It was Aditya Rikhari ’s second performance in the city, a show originally slated for December but postponed after a health setback. Yet the wait only seemed to deepen the connection. “Hyderabad has always been a lovely place to perform,” he said. When the December date was pushed, his Instagram quietly lit up with messages from fans asking when he would return. “I didn’t even realise so many people were listening to me,” he admitted, visibly moved, adding that the city’s warmth and enthusiasm are exactly what keep drawing him back. In a candid chat with Hyderabad Times, the singer spoke about his bond with Hyderabad, his faith-led creative process, and the value of honesty in music.



‘Performance is about vibe; writing is about emotion’



Speaking about the difference between writing and perfor-ming, he said a song evolves when it meets a live audience. “Performance depends on the vibe, the sound and the kind of audience, but songwriting depends purely on feeling,” he explained. “My process is simple — I wait for the lyrics and melody to come to me. They arrive when I’m relaxed,” he said. Songs like Paaro and Raatein Guzari, he added, take on a new life on stage. “Both have a rollercoaster in their composition. With violins, flutes and layered choruses, they gain a fresh intensity that I love performing.”
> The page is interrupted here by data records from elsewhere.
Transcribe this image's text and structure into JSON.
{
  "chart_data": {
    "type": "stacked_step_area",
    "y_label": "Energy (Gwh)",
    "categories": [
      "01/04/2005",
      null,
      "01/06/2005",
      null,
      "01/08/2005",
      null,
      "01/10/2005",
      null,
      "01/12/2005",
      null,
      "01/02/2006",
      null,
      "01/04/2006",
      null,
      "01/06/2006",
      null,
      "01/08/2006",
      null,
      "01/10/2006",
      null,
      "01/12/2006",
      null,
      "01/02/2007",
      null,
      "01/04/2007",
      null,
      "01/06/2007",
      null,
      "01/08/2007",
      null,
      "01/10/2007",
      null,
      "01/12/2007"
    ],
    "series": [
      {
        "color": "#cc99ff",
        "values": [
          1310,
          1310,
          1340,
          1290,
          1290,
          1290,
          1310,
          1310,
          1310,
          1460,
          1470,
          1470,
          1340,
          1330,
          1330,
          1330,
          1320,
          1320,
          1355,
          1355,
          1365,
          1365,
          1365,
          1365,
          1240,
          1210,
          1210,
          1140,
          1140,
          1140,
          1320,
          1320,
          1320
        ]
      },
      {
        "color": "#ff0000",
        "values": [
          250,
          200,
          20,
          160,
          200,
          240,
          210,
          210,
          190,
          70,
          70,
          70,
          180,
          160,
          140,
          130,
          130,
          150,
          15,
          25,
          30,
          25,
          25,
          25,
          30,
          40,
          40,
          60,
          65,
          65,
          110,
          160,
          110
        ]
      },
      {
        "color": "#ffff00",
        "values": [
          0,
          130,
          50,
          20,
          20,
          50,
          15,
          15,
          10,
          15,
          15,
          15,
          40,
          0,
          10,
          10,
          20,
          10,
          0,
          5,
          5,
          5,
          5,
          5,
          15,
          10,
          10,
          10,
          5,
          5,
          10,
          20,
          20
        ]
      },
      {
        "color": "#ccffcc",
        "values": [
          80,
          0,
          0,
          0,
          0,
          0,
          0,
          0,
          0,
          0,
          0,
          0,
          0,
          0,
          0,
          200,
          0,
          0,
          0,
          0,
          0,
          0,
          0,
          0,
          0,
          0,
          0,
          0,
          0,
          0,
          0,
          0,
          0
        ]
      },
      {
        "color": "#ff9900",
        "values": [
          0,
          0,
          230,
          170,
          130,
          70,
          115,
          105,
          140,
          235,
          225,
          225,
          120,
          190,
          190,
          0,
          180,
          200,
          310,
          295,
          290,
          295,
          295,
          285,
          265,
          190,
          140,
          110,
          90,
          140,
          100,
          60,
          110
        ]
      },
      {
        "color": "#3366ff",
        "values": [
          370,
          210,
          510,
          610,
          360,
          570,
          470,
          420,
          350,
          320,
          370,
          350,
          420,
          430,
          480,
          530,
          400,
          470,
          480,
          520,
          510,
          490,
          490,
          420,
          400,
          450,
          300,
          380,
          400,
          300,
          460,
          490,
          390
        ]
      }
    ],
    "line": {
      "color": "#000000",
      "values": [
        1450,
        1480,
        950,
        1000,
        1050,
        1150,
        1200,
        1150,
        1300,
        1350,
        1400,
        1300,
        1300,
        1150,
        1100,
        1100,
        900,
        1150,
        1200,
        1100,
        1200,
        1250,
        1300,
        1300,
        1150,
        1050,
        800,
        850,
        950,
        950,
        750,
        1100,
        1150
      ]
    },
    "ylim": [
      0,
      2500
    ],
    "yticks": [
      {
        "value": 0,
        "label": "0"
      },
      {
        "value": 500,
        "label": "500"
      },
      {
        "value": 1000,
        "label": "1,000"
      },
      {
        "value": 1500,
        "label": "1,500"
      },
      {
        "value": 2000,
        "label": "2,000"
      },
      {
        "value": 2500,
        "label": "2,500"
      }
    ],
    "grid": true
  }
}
‘I have a very small vocabulary, but I try to make a big impact’



Looking back at his early songwriting days, when his first song Tu Kahan first brought him into the spotlight in 2020, Aditya said he never imagined his music would reach this scale. “Not at all. I didn’t even think it would get to one per cent of where it is today,” he admitted. “I had no playbook. I just started writing what I felt,” he said. “I prefer lesser words but greater impact. I have a very small vocabulary, so I keep shuffling the same words until they land emotionally,” he added.‘I didn’t even want Sahiba to be released’







When asked about the response to his biggest hit Sahiba, which was released in 2023 but found a massive wave of popularity online in 2025 — Aditya made a surprising confession. “I didn’t even want this song to be released,” he admitted. “I didn’t think it was that special.” The song, which has since travelled widely as a quiet anthem of unspoken emotion, owes its success to simplicity, he believes. “Minimalism was the speciality. More than anything,



Sahiba taught a bigger lesson that every song has its own



destiny. It will go where it’s supposed to,” he concluded.